Storytelling — "social-networking tool 1.0" — is the single most powerful communications tool organizations possess, says Andy Goodman, co-founder and director of The Goodman Center and author of the book "Storytelling as Best Practice.”
In an NTEN webinar in April, Goodman shared tips for how organizations can tap into the power of narrative in their storytelling, noting that the whole point of narrative is to pull readers in, get them engaged and set them up to do exactly what you're asking them to do.
"Good causes tend to have problems telling good stories," Goodman said. "It's not that they don't have good stories to tell. It's the way they tell them, burdened with data and technical jargon."
Goodman shared an experience he had with Friends of the Children, an organization that identifies at-risk youths in first grade and pairs them with mentors who help them for about four hours a week from first grade through 12th grade.
When past president Catherine Milton would talk about the organization, she would start by saying, "Friends' unique program is specifically designed to identify and support our nation's most vulnerable children" and then read through slides listing all of the organization's services and other facts and figures. Needless to say, the presentations weren't getting much of a reaction from attendees.
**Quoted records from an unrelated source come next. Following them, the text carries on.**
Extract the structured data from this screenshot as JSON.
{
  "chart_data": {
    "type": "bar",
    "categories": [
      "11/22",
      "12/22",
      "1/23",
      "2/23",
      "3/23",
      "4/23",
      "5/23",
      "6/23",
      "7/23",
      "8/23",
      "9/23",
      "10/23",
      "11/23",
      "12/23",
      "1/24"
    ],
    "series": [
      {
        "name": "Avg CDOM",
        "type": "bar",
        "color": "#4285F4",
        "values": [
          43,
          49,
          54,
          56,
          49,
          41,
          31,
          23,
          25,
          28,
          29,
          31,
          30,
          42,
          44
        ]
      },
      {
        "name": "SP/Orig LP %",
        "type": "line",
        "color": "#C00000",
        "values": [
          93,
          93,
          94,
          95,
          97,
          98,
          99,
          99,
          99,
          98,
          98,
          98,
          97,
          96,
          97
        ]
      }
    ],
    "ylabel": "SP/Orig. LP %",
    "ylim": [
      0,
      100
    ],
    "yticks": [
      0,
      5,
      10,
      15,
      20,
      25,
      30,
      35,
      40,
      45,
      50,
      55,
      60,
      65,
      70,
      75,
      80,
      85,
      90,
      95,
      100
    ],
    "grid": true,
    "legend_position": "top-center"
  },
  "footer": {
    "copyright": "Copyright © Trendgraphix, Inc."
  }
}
Goodman worked with her to start by telling the story of a child the organization works with and then back it up with the facts and figures. Milton told Goodman the story of Zach Harris, a mentor assigned to T.R., a child identified as high risk. Harris would spend time with T.R. and felt he was accomplishing a lot. But at the end of the day, when T.R. would return home, he was left to hang out with the neighborhood gang, which would just set him back again. Nervous but determined to help T.R., Harris talked to the gang members and told them to leave T.R. alone, and they did.